Configure MDM Posture Checks for Prisma Access Agent

Table of Contents

MDM Posture Checks for Prisma Access Agent

Configure Pre-Logon Support for Prisma Access Agent

Configure MDM Posture Checks for Prisma Access Agent

Connect your MDM tenant to Prisma Access and enable compliance enforcement to control which devices can establish a tunnel to Prisma Access.

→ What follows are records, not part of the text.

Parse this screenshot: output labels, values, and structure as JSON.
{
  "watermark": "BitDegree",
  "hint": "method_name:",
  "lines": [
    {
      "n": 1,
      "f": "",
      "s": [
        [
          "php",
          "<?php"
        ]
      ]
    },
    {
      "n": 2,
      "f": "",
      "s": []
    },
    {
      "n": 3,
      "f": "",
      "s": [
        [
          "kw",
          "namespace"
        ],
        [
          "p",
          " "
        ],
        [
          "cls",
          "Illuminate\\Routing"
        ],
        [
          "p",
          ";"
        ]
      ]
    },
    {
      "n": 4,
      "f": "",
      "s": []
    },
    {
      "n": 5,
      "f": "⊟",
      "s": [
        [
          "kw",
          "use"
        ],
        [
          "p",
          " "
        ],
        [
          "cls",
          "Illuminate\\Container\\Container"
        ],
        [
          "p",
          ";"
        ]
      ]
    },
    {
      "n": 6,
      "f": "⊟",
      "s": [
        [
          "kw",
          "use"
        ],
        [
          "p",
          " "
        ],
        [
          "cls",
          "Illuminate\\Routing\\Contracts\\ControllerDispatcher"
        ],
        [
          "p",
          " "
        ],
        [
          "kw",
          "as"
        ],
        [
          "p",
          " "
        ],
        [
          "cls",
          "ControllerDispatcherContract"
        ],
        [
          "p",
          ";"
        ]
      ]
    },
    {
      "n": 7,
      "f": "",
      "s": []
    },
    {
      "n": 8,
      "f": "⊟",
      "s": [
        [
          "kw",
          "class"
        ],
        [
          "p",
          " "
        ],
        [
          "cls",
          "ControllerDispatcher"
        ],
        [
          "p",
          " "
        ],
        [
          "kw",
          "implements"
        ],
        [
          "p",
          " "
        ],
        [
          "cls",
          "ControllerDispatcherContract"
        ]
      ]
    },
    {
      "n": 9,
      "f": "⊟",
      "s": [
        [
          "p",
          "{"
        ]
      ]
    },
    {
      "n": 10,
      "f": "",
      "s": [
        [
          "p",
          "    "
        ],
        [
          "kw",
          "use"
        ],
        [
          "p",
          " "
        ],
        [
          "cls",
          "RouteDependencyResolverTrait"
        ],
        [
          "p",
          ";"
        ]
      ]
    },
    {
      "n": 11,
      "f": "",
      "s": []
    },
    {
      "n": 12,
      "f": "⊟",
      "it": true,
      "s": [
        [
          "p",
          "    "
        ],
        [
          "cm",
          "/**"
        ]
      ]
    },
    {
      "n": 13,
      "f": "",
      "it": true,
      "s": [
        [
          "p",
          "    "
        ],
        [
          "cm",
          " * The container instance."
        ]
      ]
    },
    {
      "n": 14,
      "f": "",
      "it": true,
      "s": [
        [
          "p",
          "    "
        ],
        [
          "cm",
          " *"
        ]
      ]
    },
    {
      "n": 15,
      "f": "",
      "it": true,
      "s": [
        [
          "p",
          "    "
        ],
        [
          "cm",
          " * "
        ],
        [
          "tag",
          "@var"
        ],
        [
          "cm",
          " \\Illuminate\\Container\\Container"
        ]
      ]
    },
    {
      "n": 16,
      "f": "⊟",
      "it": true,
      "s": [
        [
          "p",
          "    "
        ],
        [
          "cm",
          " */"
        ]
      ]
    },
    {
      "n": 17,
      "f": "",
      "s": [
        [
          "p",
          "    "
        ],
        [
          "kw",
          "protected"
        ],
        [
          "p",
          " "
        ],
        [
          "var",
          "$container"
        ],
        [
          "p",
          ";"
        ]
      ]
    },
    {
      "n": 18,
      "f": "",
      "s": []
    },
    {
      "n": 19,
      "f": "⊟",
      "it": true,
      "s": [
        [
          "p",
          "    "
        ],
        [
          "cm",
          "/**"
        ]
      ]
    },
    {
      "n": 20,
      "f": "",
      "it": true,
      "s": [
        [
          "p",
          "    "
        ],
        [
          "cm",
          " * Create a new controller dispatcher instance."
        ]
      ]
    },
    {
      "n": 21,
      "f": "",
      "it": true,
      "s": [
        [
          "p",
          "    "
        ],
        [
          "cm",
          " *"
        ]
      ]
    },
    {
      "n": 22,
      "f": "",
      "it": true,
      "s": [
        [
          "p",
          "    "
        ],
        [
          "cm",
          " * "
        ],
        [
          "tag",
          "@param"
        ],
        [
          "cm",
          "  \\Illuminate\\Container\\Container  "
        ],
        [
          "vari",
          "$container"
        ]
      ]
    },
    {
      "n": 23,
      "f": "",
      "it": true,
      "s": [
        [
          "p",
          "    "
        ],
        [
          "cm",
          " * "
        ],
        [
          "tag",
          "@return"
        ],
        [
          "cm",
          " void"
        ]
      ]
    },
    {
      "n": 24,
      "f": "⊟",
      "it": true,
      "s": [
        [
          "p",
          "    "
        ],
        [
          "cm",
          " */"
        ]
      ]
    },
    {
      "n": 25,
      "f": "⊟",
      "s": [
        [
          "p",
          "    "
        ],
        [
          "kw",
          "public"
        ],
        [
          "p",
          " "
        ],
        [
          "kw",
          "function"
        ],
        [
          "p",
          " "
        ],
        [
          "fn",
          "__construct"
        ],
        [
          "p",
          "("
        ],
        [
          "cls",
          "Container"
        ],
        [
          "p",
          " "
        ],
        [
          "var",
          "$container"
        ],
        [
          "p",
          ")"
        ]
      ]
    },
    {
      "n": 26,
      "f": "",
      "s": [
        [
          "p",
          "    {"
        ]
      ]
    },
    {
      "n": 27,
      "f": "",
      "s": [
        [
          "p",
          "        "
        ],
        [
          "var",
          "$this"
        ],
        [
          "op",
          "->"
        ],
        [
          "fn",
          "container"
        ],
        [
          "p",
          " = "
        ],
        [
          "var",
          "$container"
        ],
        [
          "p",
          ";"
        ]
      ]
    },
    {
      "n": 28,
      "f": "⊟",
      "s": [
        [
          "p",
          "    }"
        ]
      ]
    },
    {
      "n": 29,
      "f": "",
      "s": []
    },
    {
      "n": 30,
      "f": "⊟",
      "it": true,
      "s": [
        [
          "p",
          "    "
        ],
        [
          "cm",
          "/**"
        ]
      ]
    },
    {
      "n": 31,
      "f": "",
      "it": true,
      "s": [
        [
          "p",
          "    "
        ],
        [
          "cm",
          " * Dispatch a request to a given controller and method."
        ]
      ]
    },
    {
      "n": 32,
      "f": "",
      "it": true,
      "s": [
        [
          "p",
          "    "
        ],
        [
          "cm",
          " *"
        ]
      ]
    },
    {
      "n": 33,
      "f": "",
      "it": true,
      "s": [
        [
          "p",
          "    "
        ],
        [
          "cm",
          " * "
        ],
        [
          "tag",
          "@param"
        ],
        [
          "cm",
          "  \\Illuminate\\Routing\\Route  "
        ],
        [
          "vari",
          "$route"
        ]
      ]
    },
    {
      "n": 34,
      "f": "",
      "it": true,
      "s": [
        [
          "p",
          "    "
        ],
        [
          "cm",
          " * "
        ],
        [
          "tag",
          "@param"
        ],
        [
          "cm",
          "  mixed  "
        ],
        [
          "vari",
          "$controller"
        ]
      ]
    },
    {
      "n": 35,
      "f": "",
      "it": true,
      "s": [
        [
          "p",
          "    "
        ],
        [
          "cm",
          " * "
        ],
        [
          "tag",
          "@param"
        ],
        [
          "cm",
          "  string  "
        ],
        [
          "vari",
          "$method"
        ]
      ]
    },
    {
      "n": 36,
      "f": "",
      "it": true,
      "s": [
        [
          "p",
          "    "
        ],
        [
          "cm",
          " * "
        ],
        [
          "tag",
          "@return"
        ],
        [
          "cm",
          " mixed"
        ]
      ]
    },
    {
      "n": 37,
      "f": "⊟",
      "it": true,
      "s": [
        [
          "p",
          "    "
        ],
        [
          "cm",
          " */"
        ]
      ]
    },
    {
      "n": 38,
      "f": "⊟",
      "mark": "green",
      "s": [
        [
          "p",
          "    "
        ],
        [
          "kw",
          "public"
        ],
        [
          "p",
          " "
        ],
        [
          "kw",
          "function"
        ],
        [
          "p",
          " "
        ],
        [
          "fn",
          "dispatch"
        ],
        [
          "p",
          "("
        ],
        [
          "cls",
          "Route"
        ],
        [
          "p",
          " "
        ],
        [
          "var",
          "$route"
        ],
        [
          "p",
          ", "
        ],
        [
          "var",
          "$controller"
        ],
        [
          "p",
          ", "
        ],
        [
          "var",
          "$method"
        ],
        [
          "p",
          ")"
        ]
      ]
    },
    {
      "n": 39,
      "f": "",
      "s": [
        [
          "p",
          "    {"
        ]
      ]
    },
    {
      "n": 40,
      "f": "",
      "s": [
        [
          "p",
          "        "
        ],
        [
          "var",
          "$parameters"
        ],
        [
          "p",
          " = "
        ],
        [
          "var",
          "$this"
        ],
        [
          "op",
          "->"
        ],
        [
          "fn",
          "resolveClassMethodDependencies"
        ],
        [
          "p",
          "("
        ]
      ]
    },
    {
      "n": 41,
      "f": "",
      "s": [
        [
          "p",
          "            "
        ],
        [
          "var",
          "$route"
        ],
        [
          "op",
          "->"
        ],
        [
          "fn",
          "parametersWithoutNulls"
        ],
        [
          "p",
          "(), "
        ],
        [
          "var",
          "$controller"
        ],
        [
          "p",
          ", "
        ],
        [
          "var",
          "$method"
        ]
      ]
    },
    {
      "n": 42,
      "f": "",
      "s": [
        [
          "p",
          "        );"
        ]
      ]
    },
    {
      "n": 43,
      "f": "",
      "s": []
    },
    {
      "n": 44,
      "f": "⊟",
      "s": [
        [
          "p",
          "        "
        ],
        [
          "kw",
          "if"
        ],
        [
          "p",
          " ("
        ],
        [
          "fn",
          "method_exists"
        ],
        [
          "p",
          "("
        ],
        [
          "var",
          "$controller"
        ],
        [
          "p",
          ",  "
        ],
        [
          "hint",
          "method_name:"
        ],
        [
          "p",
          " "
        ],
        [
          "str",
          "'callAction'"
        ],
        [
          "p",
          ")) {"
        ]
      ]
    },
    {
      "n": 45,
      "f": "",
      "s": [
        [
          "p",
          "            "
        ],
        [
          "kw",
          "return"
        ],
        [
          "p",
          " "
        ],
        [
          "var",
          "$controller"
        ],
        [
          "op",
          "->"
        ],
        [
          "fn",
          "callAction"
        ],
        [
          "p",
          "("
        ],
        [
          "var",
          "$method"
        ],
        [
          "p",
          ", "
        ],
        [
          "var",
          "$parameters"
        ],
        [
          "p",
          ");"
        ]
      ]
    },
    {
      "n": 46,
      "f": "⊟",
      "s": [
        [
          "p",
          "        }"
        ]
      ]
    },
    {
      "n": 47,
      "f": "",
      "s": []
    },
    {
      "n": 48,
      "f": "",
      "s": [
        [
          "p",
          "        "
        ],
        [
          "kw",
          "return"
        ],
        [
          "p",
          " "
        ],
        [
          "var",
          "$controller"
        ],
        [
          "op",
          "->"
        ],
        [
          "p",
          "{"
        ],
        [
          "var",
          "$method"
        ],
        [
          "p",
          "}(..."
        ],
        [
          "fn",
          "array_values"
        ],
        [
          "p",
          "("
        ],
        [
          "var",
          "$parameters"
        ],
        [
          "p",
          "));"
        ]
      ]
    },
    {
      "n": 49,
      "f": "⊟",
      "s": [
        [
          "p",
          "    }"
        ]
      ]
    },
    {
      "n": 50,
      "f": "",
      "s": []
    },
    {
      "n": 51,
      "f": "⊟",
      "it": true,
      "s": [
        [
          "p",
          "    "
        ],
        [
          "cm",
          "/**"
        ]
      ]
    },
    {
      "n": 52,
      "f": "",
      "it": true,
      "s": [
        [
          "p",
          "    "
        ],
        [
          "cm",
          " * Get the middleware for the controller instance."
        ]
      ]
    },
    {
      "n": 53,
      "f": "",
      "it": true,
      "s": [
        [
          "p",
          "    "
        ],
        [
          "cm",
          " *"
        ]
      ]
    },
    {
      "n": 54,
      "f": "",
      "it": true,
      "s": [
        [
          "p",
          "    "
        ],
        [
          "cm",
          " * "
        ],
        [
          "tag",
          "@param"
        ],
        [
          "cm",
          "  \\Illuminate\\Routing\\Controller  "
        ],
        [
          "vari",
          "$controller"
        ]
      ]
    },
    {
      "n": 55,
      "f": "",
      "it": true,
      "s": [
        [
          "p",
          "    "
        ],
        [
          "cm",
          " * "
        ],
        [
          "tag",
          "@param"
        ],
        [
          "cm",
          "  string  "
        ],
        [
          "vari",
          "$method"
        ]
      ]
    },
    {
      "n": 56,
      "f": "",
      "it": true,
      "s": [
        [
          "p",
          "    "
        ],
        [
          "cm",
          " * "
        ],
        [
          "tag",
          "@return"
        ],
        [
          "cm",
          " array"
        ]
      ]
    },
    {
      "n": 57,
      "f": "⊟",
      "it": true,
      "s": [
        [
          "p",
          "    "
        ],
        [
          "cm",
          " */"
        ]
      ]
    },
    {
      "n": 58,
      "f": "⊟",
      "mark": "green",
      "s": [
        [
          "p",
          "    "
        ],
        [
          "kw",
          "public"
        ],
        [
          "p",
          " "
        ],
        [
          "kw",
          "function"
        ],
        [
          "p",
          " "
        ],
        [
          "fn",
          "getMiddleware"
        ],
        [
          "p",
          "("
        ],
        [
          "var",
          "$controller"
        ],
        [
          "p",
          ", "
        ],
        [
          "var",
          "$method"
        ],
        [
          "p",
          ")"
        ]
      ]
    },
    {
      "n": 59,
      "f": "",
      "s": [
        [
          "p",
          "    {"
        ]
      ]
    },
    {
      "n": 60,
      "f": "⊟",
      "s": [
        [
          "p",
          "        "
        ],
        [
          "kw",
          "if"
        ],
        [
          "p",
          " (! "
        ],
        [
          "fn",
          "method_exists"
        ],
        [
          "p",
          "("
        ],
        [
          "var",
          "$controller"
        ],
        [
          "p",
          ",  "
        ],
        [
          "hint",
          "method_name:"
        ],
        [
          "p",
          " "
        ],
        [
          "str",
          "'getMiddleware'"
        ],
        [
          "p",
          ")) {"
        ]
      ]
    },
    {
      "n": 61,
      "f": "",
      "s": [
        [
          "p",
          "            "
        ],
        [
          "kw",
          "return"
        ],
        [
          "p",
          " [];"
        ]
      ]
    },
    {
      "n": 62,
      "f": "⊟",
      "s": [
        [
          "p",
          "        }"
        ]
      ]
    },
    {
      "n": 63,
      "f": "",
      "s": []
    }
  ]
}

Where Can I Use This?	What Do I Need?
Prisma Access (Managed by Strata Cloud Manager)	Prisma Access license with the Mobile User subscription Minimum Prisma Access Agent version: 26.2 Windows 10 and later desktop devices Contact your Palo Alto Networks account representative to activate this feature

Mobile device management (MDM) posture checks require two configuration components in Strata Cloud Manager: an MDM integration that defines how Prisma® Access authenticates to your MDM tenant, and a compliance enforcement setting in your agent configuration that activates the compliance check for connecting devices. You must complete both before Prisma Access enforces MDM compliance at tunnel establishment. Devices that are not enrolled in your MDM tenant are treated as non-compliant and are blocked from establishing a tunnel.

In Strata Cloud Manager, go to Access Agent Setup by selecting ConfigurationNGFW and Prisma AccessConfiguration ScopeAccess AgentSetup.
Set up an MDM integration.
1. Edit the Global Agent Settings by selecting the gear icon.
2. Select MDM Integration.
3. Add an MDM integration or select an existing integration to edit.
  
  The Add MDM Integration panel opens.
4. Enter a descriptive Name for the MDM integration profile.
5. For Mobile Device Management (MDM), choose your MDM vendor, such as Microsoft Intune.
  
  MDM integration supports only Microsoft Intune with Windows devices at this time.
6. Enter the Tenant DeviceID from your MDM vendor.
7. Enter the Client DeviceID from your MDM vendor.
  
  For Microsoft Intune, the Client DeviceID is the application (client) ID of the Azure AD app registration that the Endpoint Manager uses to authenticate to the Microsoft Graph API. The Endpoint Manager queries the following endpoint: https://graph.microsoft.com/v1.0/deviceManagement/managedDevices
8. Enter the Client Secret.
9. For Confirm Client Secret, re-enter the client secret.
10. Enter the Polling Frequency to set how often the Endpoint Manager performs bulk device queries against your MDM tenant.
  
  The default polling interval is 8 hours. You can set a value between 1 and 24 hours.
  
  For Microsoft Intune, the Endpoint Manager performs bulk queries at each polling interval by calling the Microsoft Graph API (https://graph.microsoft.com/v1.0/deviceManagement/managedDevices), filtering by the lastSyncDateTime field and paginating through results in batches of 100 devices to sync the full managed device inventory into the Endpoint Manager cache.
  
  In addition to these scheduled bulk queries, the Endpoint Manager performs real-time queries when a device is not found in the cache or when its cached status is non-compliant. For Microsoft Intune, real-time queries are filtered by device serial number. Real-time queries allow the system to verify current device state immediately at tunnel establishment without waiting for the next polling cycle.
11. Click Add.
12. Click Save.
Enable the compliance enforcement setting in your agent configuration.
1. In Access Agent Setup, click Add Agent Settings or select an existing agent setting to edit.
2. Scroll to the Authorization section and enable MDM Compliance Check. (Default: Disabled)
3. Configure other agent settings as needed.
4. Click Save and push the configuration to Prisma Access.
(Optional) To verify MDM compliance enforcement is active, run the pacli mdm command on an endpoint and check the Device MDM Compliant field.

For example, on a device that fails the MDM compliance check, the Device MDM Compliant field returns Not Compliant, and the Prisma Access Agent displays a banner stating that the connection could not be established because the device is not compliant.